AC Milan Hajar Bologna 3-0, Allegri Tetap Gelisah: Ada yang Mengganjal di Balik Dominasi Rossoneri

2 hours ago 4

Liputan6.com, Jakarta - AC Milan pulang dari Renato Dall’Ara dengan kemenangan meyakinkan saat menundukkan Bologna 3-0 pada pekan ke-23 Liga Italia 2025/2026, Rabu (04/02/2026). Hasil ini diraih Rossoneri meski tampil tanpa sejumlah pilar utama di lini serang.

Gol-gol kemenangan Milan dicetak Ruben Loftus-Cheek pada menit ke-20, disusul Christopher Nkunku lewat titik penalti pada menit ke-39. Adrien Rabiot kemudian menutup pesta gol tim tamu hanya tiga menit setelah babak kedua dimulai.

Kemenangan ini sekaligus memperpanjang rekor tak terkalahkan AC Milan di Serie A menjadi 22 pertandingan beruntun. Catatan tersebut menegaskan konsistensi Milan dalam perburuan papan atas klasemen musim ini.

Namun, hasil besar tidak serta-merta membuat Massimiliano Allegri sepenuhnya puas. Pelatih Milan itu menilai masih ada aspek permainan yang perlu dibenahi meski skor akhir terlihat dominan.

Duet Nkunku dan Loftus-Cheek Curian Perhatian

Absennya Rafael Leao, Christian Pulisic, dan Alexis Saelemaekers memaksa Allegri melakukan penyesuaian di lini depan. Keputusan memainkan Christopher Nkunku dan Ruben Loftus-Cheek sebagai duet penyerang justru menghadirkan kejutan positif.

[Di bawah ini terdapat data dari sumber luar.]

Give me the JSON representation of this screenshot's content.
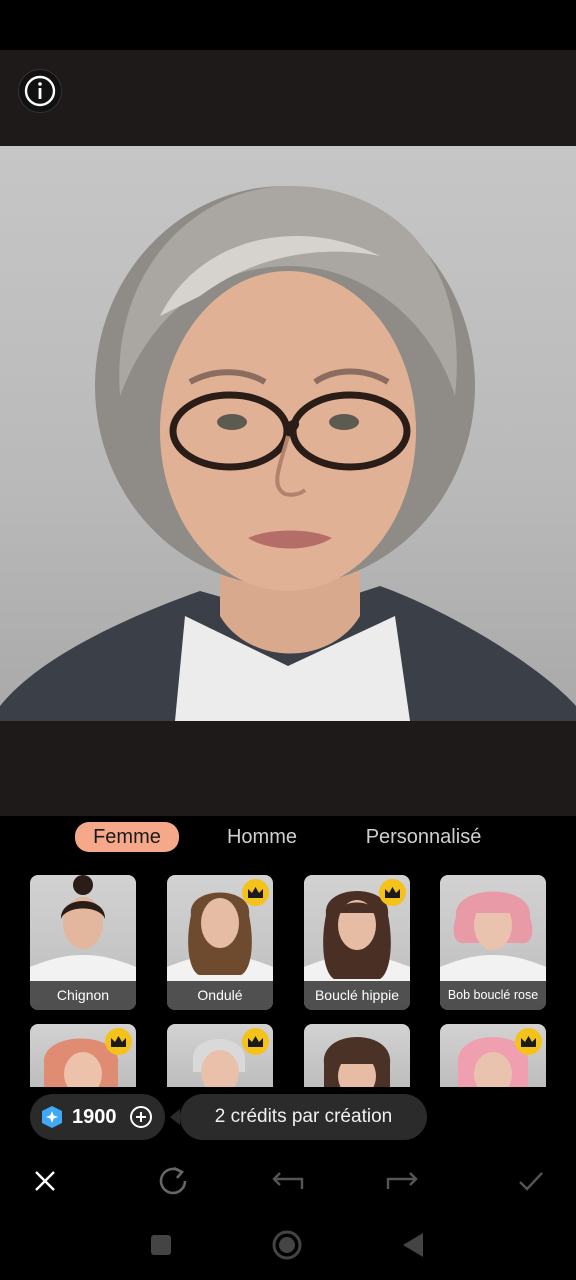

Keduanya tampil efektif meski baru pertama kali bermain bersama di lini serang Milan. Pergerakan dinamis dan kemampuan menjaga bola membuat Milan tetap mampu menekan pertahanan Bologna.

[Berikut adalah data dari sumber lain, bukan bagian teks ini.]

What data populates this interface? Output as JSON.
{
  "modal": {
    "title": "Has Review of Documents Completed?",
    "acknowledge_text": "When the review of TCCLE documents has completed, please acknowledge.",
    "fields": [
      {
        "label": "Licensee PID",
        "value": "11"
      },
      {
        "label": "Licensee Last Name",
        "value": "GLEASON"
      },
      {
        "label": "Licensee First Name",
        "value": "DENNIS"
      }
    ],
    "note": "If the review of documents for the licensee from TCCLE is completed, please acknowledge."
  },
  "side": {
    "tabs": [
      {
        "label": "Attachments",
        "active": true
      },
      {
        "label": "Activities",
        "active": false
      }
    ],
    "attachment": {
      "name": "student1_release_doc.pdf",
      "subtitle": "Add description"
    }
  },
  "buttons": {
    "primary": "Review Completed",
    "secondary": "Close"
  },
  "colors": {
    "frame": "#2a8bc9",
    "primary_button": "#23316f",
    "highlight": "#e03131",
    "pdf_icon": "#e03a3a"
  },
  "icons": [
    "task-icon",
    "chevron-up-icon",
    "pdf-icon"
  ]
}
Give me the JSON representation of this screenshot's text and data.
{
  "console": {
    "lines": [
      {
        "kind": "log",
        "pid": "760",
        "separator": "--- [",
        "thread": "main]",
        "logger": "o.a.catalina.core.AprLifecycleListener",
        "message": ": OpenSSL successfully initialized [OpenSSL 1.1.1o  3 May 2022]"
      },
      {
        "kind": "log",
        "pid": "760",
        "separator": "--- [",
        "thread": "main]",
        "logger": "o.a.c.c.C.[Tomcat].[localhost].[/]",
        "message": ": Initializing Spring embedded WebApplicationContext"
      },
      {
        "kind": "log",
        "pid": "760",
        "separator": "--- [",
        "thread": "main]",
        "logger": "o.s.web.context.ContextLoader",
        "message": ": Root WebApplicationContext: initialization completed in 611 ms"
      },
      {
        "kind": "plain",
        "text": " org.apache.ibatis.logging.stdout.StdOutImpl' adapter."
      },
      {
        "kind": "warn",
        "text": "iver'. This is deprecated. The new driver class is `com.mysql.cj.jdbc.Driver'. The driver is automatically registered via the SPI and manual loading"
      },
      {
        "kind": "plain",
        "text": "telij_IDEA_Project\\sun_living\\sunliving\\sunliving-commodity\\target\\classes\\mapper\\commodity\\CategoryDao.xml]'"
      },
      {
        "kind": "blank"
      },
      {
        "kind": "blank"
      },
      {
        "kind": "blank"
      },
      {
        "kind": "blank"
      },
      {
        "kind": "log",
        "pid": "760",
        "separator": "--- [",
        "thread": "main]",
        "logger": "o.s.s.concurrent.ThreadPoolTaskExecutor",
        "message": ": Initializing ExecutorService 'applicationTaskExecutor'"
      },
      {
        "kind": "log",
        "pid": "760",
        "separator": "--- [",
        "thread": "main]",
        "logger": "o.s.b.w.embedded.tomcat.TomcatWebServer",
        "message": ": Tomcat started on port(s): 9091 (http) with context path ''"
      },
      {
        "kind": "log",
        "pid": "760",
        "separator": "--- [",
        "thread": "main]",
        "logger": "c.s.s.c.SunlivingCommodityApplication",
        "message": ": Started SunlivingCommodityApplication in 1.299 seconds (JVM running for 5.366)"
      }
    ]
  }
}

Kontribusi langsung berupa gol dari Loftus-Cheek dan Nkunku menjadi bukti keberhasilan eksperimen Allegri. Duet ini memberi dimensi berbeda dalam skema serangan Rossoneri dan mereka akhirnya mendapat apresiasi dari Allegri.

“Nkunku dan Loftus-Cheek adalah pemain dengan kualitas luar biasa,” kata Allegri kepada DAZN setelah pertandingan usai, dikutip dari Football Italia.

Milan Menang, Tapi Allegri tak Sepenuhnya Puas

Di balik kemenangan telak, Allegri menyoroti permainan Bologna yang dinilainya tidak mudah dihadapi. Ia menilai tuan rumah tetap berbahaya, terutama lewat organisasi pertahanan yang rapi.

Milan dinilai mampu mengatasi tekanan karena tampil disiplin dalam bertahan dan cukup efektif saat menyerang. Namun, Allegri menegaskan bahwa skor besar tidak boleh menutupi kekurangan timnya.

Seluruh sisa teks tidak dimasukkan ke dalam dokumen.